При таком расширенном понимании самой художественной целесообразности явление получает право быть изображенным не только в своих существенных чертах, но и в сопутствующих, преходящих, случайных – «тех, что всегда могут возникнуть в живом, нерасчлененном потоке бытия» (с. 364). Изображенный им мир выглядит естественно-хаотично, манифестируя этим сложность мира действительного, о котором нельзя вынести последнего суждения. Индивидуально-случайное в мире Чехова имеет самостоятельную бытийную ценность и равное право на воплощение наряду с остальным – существенным и мелким, вещным и духовным, обыденным и высоким. Ч. таким образом сформулировал особенности уникального, не повторенного после него никем, мышления Чехова-писателя, сближающего его с актуальным для времени научным мышлением, лежащим в основе той новой картины мира, которая складывалась на рубеже веков.

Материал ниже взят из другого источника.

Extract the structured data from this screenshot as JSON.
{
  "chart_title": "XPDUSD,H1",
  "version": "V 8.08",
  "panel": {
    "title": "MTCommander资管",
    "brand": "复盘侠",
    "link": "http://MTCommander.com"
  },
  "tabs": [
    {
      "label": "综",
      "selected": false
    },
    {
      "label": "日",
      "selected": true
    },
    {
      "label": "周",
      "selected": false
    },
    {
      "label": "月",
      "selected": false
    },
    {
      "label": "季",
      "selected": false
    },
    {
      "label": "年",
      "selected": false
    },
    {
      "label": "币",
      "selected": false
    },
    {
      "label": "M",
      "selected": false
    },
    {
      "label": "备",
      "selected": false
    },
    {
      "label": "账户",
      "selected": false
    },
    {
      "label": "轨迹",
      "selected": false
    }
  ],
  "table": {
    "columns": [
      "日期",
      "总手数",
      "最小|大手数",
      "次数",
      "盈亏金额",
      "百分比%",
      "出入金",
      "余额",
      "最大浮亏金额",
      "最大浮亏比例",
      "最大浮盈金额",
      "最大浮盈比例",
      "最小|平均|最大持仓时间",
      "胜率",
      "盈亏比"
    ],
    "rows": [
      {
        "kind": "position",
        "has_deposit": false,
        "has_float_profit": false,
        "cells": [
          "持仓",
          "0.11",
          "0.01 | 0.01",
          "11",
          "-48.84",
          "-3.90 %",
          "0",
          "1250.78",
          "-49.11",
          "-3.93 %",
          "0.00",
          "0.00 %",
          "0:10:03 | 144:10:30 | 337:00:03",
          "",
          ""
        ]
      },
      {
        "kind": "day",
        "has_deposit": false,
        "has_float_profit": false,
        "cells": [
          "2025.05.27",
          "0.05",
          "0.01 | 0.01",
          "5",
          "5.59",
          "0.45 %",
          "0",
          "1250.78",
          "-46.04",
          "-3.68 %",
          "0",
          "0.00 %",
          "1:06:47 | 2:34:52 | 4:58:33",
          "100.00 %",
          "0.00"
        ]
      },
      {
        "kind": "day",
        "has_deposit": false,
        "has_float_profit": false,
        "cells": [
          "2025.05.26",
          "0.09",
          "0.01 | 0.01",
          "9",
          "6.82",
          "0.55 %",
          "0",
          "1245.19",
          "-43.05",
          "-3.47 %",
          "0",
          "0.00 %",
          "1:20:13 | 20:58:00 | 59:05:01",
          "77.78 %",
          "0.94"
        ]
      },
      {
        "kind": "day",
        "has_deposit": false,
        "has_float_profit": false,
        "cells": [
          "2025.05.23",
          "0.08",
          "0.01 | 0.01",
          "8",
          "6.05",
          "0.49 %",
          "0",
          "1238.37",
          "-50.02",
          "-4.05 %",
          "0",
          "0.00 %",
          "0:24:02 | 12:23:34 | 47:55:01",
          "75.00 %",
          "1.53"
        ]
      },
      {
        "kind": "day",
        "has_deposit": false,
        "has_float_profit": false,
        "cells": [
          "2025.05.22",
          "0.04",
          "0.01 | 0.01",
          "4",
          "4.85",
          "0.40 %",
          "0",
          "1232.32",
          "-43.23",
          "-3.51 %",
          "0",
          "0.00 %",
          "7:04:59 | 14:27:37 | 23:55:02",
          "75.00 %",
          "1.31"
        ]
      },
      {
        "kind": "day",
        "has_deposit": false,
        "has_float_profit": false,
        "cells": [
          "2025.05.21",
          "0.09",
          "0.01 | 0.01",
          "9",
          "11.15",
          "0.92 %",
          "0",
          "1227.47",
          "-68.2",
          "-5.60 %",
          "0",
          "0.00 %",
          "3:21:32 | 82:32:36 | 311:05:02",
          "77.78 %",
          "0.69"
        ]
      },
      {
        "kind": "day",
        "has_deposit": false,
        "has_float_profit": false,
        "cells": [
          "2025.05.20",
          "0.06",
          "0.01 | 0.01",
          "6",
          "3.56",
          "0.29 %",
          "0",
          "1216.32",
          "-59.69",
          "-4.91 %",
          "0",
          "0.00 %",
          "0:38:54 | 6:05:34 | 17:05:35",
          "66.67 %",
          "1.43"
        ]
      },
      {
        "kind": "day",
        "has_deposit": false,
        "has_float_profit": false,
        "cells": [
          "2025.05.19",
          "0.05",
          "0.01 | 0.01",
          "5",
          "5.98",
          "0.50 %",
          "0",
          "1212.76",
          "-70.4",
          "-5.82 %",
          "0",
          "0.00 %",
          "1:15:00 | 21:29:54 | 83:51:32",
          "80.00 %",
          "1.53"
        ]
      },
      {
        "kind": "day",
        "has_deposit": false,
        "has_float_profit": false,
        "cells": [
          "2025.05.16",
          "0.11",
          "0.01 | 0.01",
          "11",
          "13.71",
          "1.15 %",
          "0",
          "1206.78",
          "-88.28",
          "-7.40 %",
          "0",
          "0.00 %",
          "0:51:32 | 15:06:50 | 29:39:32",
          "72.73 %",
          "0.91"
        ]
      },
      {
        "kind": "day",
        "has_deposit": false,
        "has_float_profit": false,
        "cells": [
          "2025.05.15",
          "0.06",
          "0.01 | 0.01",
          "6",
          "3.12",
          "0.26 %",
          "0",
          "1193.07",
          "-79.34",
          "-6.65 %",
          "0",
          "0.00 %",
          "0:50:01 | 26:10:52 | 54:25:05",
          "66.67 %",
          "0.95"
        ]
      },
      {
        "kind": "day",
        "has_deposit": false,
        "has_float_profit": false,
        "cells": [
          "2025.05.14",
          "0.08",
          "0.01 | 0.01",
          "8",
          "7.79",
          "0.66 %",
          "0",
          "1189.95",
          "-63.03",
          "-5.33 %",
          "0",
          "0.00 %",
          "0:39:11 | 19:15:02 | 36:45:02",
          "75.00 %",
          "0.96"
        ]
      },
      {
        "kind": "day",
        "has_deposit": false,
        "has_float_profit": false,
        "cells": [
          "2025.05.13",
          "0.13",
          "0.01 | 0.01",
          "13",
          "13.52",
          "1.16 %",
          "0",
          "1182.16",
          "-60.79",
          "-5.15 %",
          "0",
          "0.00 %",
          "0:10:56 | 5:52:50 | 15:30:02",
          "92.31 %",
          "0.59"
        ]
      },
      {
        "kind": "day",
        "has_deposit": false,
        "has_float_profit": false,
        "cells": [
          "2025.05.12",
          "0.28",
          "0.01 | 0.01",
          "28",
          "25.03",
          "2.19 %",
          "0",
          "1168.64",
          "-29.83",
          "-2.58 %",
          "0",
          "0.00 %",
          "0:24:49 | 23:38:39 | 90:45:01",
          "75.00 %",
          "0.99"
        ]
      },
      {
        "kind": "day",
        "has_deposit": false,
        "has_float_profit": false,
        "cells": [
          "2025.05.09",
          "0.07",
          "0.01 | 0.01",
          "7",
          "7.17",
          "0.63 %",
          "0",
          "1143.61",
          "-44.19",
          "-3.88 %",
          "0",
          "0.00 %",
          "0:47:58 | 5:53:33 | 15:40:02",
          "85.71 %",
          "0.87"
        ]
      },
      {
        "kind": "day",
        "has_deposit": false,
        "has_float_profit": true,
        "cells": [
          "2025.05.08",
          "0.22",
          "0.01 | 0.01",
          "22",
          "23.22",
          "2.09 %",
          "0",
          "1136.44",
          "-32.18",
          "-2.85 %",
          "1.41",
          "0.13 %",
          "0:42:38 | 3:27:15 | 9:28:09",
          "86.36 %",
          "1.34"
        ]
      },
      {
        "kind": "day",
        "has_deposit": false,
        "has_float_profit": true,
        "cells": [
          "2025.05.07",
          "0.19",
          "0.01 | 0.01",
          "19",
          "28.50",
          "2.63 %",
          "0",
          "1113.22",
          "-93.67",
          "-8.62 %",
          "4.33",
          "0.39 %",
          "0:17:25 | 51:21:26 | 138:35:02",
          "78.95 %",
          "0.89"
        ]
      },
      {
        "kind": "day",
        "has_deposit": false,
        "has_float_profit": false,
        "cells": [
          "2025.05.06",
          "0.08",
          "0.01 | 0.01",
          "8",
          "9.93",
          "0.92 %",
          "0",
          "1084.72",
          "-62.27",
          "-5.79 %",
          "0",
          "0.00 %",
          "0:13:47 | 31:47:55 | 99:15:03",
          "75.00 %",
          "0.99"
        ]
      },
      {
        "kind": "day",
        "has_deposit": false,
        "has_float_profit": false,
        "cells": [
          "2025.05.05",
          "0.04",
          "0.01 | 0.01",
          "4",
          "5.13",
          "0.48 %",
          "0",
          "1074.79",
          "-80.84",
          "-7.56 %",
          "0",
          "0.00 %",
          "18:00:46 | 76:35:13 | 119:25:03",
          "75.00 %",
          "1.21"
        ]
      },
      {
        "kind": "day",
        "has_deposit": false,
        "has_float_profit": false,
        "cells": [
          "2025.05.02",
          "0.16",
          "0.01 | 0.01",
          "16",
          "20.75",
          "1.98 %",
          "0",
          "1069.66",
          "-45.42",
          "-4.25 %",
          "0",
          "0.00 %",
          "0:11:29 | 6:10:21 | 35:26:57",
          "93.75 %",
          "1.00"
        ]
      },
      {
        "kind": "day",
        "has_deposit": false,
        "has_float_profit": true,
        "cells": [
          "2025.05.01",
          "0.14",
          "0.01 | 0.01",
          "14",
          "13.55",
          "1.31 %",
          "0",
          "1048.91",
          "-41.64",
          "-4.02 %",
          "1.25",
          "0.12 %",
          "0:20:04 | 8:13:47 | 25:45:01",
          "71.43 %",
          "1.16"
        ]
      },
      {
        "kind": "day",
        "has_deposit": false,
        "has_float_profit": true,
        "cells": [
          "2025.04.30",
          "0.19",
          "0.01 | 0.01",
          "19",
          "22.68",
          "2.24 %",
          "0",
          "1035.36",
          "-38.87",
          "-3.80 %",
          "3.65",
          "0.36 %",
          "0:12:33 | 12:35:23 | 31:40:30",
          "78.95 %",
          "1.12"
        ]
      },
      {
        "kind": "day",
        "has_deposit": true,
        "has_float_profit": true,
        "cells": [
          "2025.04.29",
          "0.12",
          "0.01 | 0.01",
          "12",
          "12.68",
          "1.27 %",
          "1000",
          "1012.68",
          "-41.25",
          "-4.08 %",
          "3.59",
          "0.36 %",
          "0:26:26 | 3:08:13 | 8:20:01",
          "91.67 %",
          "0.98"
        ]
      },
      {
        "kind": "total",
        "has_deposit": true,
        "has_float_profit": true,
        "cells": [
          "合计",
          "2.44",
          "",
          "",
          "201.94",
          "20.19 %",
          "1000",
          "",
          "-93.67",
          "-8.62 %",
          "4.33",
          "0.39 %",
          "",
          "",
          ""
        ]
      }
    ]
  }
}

Ч. рассматривает в двух своих книгах и множестве статей о Чехове этого времени процесс возникновения в его творчестве предметного изображения нового типа. Ч. вообще первым обратил внимание на важность исследования предметного мира литературы:


Рождение художественного предмета – это объективация представлений художника, это процесс, где мир внутренний сталкивается с проникающим в него внешним, и с момента этого проникновения несет на себе его явственные следы. В этом столкновении реально-эмпирическое имеет преимущество – писатель может говорить только на языке данного предметного мира, только так он может быть понят. Поэтому всякий писатель естественным образом социален: любое надвременное и вечное воплощается им в вечном обличье той эпохи, к которой он принадлежит.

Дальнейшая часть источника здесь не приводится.